Historic Rehabilitation Tax Credit Passes Senate

Martin Malavé Dilan

May 27, 2009

Legislation will help redevelopment efforts of distressed communities

Today the New York State Senate passed legislation strengthening a 2006 community redevelopment program.

The Historic Rehabilitation Tax Credit (HRTC), S2960-B, sponsored by Senator Valesky, augments the existing state program to bring New York State in line with 30 other states with successful programs. The changes will allow the state to target reinvestment to distressed communities, as determined by the U.S. Census.

With a new census around the corner, many blighted areas and communities will have the opportunity to turn a page and begin implementing cost-effective revitalization programs under this legislation.

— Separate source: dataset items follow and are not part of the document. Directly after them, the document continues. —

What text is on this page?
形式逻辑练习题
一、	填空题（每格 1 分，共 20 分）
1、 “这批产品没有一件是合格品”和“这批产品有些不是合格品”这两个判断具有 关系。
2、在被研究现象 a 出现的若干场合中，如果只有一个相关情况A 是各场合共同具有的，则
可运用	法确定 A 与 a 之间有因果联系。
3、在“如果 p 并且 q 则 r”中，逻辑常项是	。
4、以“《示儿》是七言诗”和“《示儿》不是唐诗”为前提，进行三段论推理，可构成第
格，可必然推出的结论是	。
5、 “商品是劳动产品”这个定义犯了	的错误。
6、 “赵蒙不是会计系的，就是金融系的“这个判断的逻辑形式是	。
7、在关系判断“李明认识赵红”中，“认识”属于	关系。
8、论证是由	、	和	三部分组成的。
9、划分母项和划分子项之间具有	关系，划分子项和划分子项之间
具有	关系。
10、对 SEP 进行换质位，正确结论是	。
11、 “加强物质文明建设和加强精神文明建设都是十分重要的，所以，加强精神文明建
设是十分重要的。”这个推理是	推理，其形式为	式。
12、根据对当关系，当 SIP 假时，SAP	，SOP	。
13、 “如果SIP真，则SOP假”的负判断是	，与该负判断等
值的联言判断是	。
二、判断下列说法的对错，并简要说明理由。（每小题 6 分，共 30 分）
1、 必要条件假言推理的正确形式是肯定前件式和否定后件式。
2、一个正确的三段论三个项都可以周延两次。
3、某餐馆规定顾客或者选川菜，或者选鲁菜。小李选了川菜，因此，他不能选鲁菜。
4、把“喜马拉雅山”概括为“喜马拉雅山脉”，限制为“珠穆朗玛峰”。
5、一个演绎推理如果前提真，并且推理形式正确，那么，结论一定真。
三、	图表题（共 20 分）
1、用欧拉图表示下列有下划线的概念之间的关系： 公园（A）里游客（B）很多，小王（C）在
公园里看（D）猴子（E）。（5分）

The bill passed the Senate with unanimous support and is expected to pass the Assembly. Because of the programs new found ability to attract new investment, business, and jobs to the state, despite the fiscal climate; the measure is expected to pass in the Assembly and ultimately signed into law by Governor Paterson.

 

Features of the Senate’s legislation include:

  • Increase the cap on commercial credit value from $100,000 to $5 million; the residential credit value will increase from $25,000 to $50,000. These are over the course of the program, which is 5 years;
  • Limit the availability of the residential and commercial credit of the program to “distressed” areas, which is defined as being located within a Census tract identified at or below one hundred percent of the median family income;
  • Increase the percent of qualified rehabilitation costs that can be claimed for the credit from 6-percent to 20-percent, allowing for a higher percentage of qualified rehabilitation costs;
  • Make the credit assignable, transferable, and conveyable within business partnerships, to allow for greater flexibility on the part of the investor, and attract out-of-state financing to in-state rehabilitation projects;
  • Offer the rehabilitation tax credit as a rebate to make the program a stronger financial incentive for homeowners without significant income tax liability.